EPA Proposes Possible Millions in Fines: General Duty is for Real

Region 1 EPA.  Company could face millions in fines related to General Duty. Company has approximately 9,000 lbs of ammonia.  First visited in 2011 when facility opened, and a re-visited in 2012.

The Inspection and EPA’s review of subsequently submitted information revealed that Respondent:

  1. Had not conducted an adequate hazard analysis of the System, using appropriate hazard assessment techniques;
  2. Did not have, or have available for EPA review, critical documents and information about the System that would allow Respondent to adequately identify hazards posed by the System and to maintain and safely operate it. For example, Respondent did not have a complete Piping and Instrumentation Diagram (the diagram it had lacked identification of the System’s valves) or information, diagrams, and calculations the ventilation capacity of the Machinery Room;
  3. Had not designed, installed, and operated an adequate ventilation system, ensuring that the Machinery Room had sufficient air sweep to clear it of ammonia fumes in case of emergency. The sole fresh inlet air vent openings were extremely remote (estimated by EPA to be at least 250 feet away), were located in an adjacent warehouse room with a closed door between it and the Machinery Room, and were completely blocked with heavy wood covers that were fastened in place;
  4. Had not designed and operated an air-tight, isolated Machinery Room, in that the northern Access Door was a sliding door rather than a tight-fitting and outward-opening door;
  5. Had not posted ammonia warning signs at each entrance to the Machinery Room or signs displaying a diagram and other information about the System’s capacity, operation, al~ and emergency shutdown process, near the compressor or outside any of the four Machinery Room doors;
  6. Had not labeled the components, pipes (except a single pipe on the ammonia recirculator), or valve systems (except a temporary sign hung on the King Valve);
  7. Had not kept the Machinery Room free of flammable material, in that it contained two drums of new and/or waste oil;
  8. Had not ensured that all components and piping, including the glycol polytank, were protected from forklift traffic or other potential impact;
  9. Did not have an eyewash and shower station just outside of the Machinery Room and did not have the necessary personal protective equipment to help protect employees in case of ammonia exposure or other emergency;
  10. Had not positioned the condenser relief valve disc~ge above the condenser or maintained paint on the condenser piping to prevent corrosion;
  11. Had not installed the main pressure-relief vent pipe in a safe manner. The vent pipe opening was on the side of the building, rather than above roof level. Further, not only was it aimed downwards instead of upwards, it was situated to vent in the general vicinity of both an employee break patio and where critical emergency hook-ups and connections (fire hose connections, main sprinkler valves, and natural gas shutoff valves) are located;
  12. Had not provided adequate ammonia detectors with associated alarms.
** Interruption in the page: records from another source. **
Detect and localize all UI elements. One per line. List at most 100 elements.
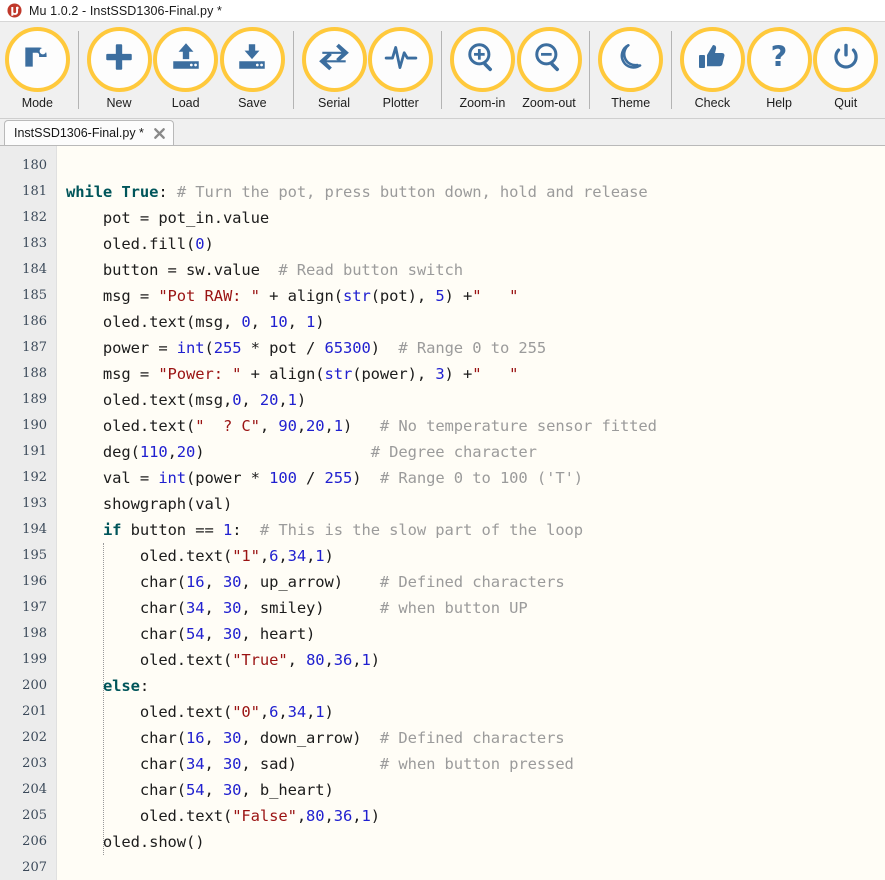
code-line[interactable]: deg(110,20) # Degree character <box>66 439 885 465</box>
tab-bar: InstSSD1306-Final.py * <box>0 119 885 146</box>
toolbar-button-new[interactable]: New <box>86 27 153 110</box>
code-token: char( <box>66 729 187 747</box>
zoom-in-button-circle[interactable] <box>449 27 515 92</box>
code-line[interactable]: oled.text("False",80,36,1) <box>66 803 885 829</box>
tab-instssd1306-final[interactable]: InstSSD1306-Final.py * <box>4 120 174 145</box>
line-number: 195 <box>22 548 47 563</box>
code-line[interactable]: char(54, 30, heart) <box>66 621 885 647</box>
close-icon[interactable] <box>153 127 166 140</box>
toolbar-button-zoom-out[interactable]: Zoom-out <box>516 27 583 110</box>
code-token: while <box>66 183 113 201</box>
code-line[interactable]: pot = pot_in.value <box>66 205 885 231</box>
code-line[interactable]: oled.text("0",6,34,1) <box>66 699 885 725</box>
code-token: , <box>250 313 270 331</box>
code-token: 10 <box>269 313 288 331</box>
toolbar-button-mode[interactable]: Mode <box>4 27 71 110</box>
code-line[interactable]: char(16, 30, up_arrow) # Defined charact… <box>66 569 885 595</box>
line-number: 197 <box>22 600 47 615</box>
line-number: 186 <box>22 314 47 329</box>
save-button-circle[interactable] <box>219 27 285 92</box>
code-token: msg = <box>66 365 159 383</box>
code-token: # No temperature sensor fitted <box>379 417 657 435</box>
code-line[interactable]: oled.text(msg,0, 20,1) <box>66 387 885 413</box>
code-token: if <box>102 521 122 539</box>
code-line[interactable]: button = sw.value # Read button switch <box>66 257 885 283</box>
code-line[interactable]: msg = "Pot RAW: " + align(str(pot), 5) +… <box>66 283 885 309</box>
toolbar-button-check[interactable]: Check <box>679 27 746 110</box>
code-text-area[interactable]: while True: # Turn the pot, press button… <box>57 146 885 880</box>
code-token: , heart) <box>241 625 316 643</box>
mode-button-circle[interactable] <box>4 27 70 92</box>
code-token: 3 <box>435 365 445 383</box>
code-line[interactable]: if button == 1: # This is the slow part … <box>66 517 885 543</box>
code-line[interactable]: while True: # Turn the pot, press button… <box>66 179 885 205</box>
code-line[interactable]: char(16, 30, down_arrow) # Defined chara… <box>66 725 885 751</box>
magnifier-minus-icon <box>532 40 566 79</box>
code-line[interactable]: oled.text("1",6,34,1) <box>66 543 885 569</box>
help-button-circle[interactable]: ? <box>746 27 812 92</box>
code-line[interactable]: oled.text(" ? C", 90,20,1) # No temperat… <box>66 413 885 439</box>
code-line[interactable]: char(54, 30, b_heart) <box>66 777 885 803</box>
toolbar-button-quit[interactable]: Quit <box>812 27 879 110</box>
code-line[interactable]: msg = "Power: " + align(str(power), 3) +… <box>66 361 885 387</box>
code-token: 34 <box>287 547 307 565</box>
line-number: 184 <box>22 262 47 277</box>
line-number: 188 <box>22 366 47 381</box>
toolbar-button-help[interactable]: ? Help <box>746 27 813 110</box>
code-token: , <box>167 443 177 461</box>
code-line[interactable]: val = int(power * 100 / 255) # Range 0 t… <box>66 465 885 491</box>
code-line[interactable]: oled.fill(0) <box>66 231 885 257</box>
code-token: 16 <box>186 573 205 591</box>
code-line[interactable] <box>66 855 885 880</box>
line-number: 193 <box>22 496 47 511</box>
code-token: , <box>259 703 270 721</box>
zoom-out-button-circle[interactable] <box>516 27 582 92</box>
code-token: 0 <box>241 313 251 331</box>
toolbar-separator-1 <box>77 31 79 109</box>
code-line[interactable]: power = int(255 * pot / 65300) # Range 0… <box>66 335 885 361</box>
code-line[interactable]: showgraph(val) <box>66 491 885 517</box>
code-token: (pot), <box>370 287 436 305</box>
line-number: 192 <box>22 470 47 485</box>
code-line[interactable] <box>66 153 885 179</box>
code-token: ) <box>315 313 325 331</box>
quit-button-circle[interactable] <box>813 27 879 92</box>
code-token: 30 <box>222 625 242 643</box>
code-line[interactable]: char(34, 30, smiley) # when button UP <box>66 595 885 621</box>
serial-button-circle[interactable] <box>301 27 367 92</box>
check-button-circle[interactable] <box>679 27 745 92</box>
code-token: # Read button switch <box>278 261 463 279</box>
code-token: " " <box>472 365 519 383</box>
toolbar-label-check: Check <box>694 96 731 110</box>
toolbar-button-load[interactable]: Load <box>152 27 219 110</box>
new-button-circle[interactable] <box>86 27 152 92</box>
toolbar-button-plotter[interactable]: Plotter <box>367 27 434 110</box>
code-line[interactable]: else: <box>66 673 885 699</box>
code-line[interactable]: char(34, 30, sad) # when button pressed <box>66 751 885 777</box>
code-token: # Turn the pot, press button down, hold … <box>176 183 648 201</box>
line-number: 206 <box>22 834 47 849</box>
code-token: 54 <box>186 625 205 643</box>
code-token: oled.text( <box>66 651 233 669</box>
code-line[interactable]: oled.text("True", 80,36,1) <box>66 647 885 673</box>
code-token: / <box>296 469 325 487</box>
toolbar-button-save[interactable]: Save <box>219 27 286 110</box>
code-line[interactable]: oled.text(msg, 0, 10, 1) <box>66 309 885 335</box>
plotter-button-circle[interactable] <box>368 27 434 92</box>
code-token: ) <box>370 651 380 669</box>
toolbar-label-load: Load <box>171 96 200 110</box>
code-token: char( <box>66 573 187 591</box>
code-token: , <box>204 729 223 747</box>
theme-button-circle[interactable] <box>598 27 664 92</box>
toolbar-separator-2 <box>292 31 294 109</box>
code-line[interactable]: oled.show() <box>66 829 885 855</box>
toolbar-button-zoom-in[interactable]: Zoom-in <box>449 27 516 110</box>
toolbar-button-serial[interactable]: Serial <box>301 27 368 110</box>
load-button-circle[interactable] <box>153 27 219 92</box>
code-token: , <box>296 417 307 435</box>
code-token: 1 <box>361 651 371 669</box>
toolbar-button-theme[interactable]: Theme <box>597 27 664 110</box>
code-editor[interactable]: 180 181 182 183 184 185 186 187 188 189 190 191 192 1… <box>0 146 885 880</box>
line-number: 194 <box>22 522 47 537</box>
There was a single ammonia detector in the Machinery Room, which was not near the receiver or overpressure vent piping. The Facility’s detectors did not actuate visual alarms at each Machinery Room entrance.
  13. Had not provided emergency shutdown or ventilation switches for the System outside the principal Machinery Room door. The only emergency shutdown and ventilation switches for the System were located outside the northern Access Door, which cannot be considered the Machinery Room’s principal door, given that it is approximately 250 feet away from where the equipment is located, does not afford any nearby egress to the outside, and is out of normal walking routes;
  14. Did not have handles on the King and other isolation valves, and these valves were not always accessible from permanent work surfaces. The handle for the King Valve was banging nearby and would need to be retrieved to be used in an emergency. Additionally, the King Valve was only accessible by a ladder over the receiver;
  15. Had not developed an adequate emergency response program, including an up-to-date and accurate emergency action plan that addressed release scenarios based on hazards associated with the design, location, and operation of the Facility. For example, the emergency plan provided to EPA was drafted for another company’s operations and only partially updated to reflect the specific conditions at the Facility. The Plan was dated over two years before the Facility opened, and it did not appear to include the Facility in its list of building-specific emergency contacts (only listing primary and alternate contacts for Buildings #1, #2, and #3, which are presumably the three related facilities operated by Respondent’s sister companies prior to the opening of the Facility). The Plan erroneously included several references to itself as being the emergency plan for the company “American Refrigeration.” The Plan also severely undercounted the size of the surrounding population (estimating the population “Within three miles to be 2,500 while EPA estimates indicate it is over 16,000) and neglected to include contact information for officials from the neighboring town of Middleborough even though the Facility is located near its populous downtown. The Plan also referenced an evacuation route plan that was not attached, and it inaccurately describes aspects of the Facility, including the relative location of the Machinery Room within the Facility, and the existence of a detector in the main relief vent. Additionally, Respondent’s failure to promptly notify the local fire departments of the presence of ammonia deprived emergency responders of information about the Facility, which would compromise their ability to safely respond to an emergency at the Facility.